Footings are cut 3/8 in. square and 8 in. long, with a slot cut down the center about 5 1/2 in. long, as shown in Figure 81.
Next take a 5/16-in. shaft and with a small sharp plane cut a 5 1/4-in. wedge shaped as shown in Figure 82, the thickness of the end to be the same as the width of the saw cut in the footing. Place the footing in the vise up to the saw cut (see Figure 83), put fish glue on the shaft and in the slot and force the shaft gently into the slot to the very bottom. Make sure that the footing is on straight and then wrap tightly with good stout cord. Set aside to dry for about 24 hours. Then unwind the cord and lay the shaft on a flat surface and with a sharp plane cut off the surplus wood, making the footing the same thickness as the shaft. Then turn it and plane the other sides until 5/16-in. square shaft is produced. See Figure 84. Lay the shaft in the V board and plane it round as you would any other shaft, always cutting away from the footing, toward the other end of the arrow. Then sandpaper the shaft, put on the pile, and finish.
After shooting with bows and arrows for a short time, the archer no doubt will marvel at the way an arrow can lose itself in even the shortest grass and how a pointed arrow can bury itself for an inch or so in a tree trunk or branch so that it takes a half hour or more to dig it out.
For this kind of shooting, blunt arrows cannot be beat. If a lathe is available they may be turned easily but they also may be whittled out. Take a piece of maple or hickory 7/8 in. square or round and bore a 5/16-in. hole about 3/4 in. deep in the end as straight as possible, as shown at A, Figure 85. Put an arrow shaft in the hole to see how true it is. Then whittle it down to the shape shown in B. Put the shaft into the hole from time to time to be sure to get the head true. Next smooth it off nicely with a file or with coarse sandpaper. Then whittle it off as shown at C, after which it is glued onto the shaft. After the glue is thoroughly dry, sand off the end smoothly, and then give the entire arrow a coat of orange or red lacquer. These blunt arrows have tremendous hitting power.
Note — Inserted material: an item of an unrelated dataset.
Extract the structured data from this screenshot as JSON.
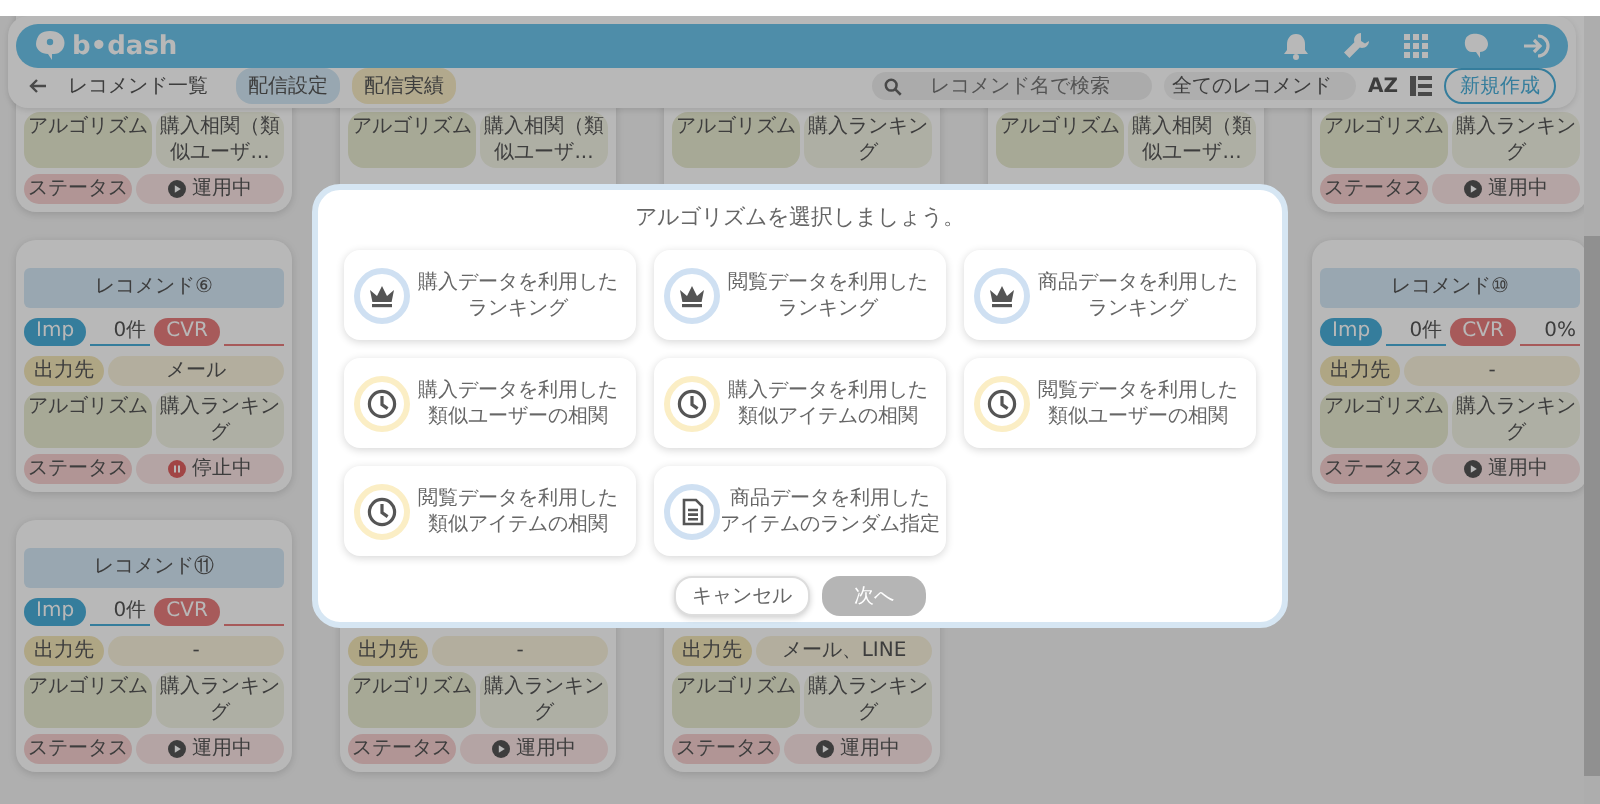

They do not sneak under the grass as easily as do other arrows, but the chances of getting a rabbit with a blunt arrow are much better than with a hunting point. These blunt arrows will stand a lot of hard knocks too.
Remember to give all arrows a coating of shellac, lacquer, or varnish, and keep them in a reasonably dry-place.
Rubbing an oiled rag over the arrows after shooting is well worth the effort and time it takes, and a little oil on the feathers does no harm either.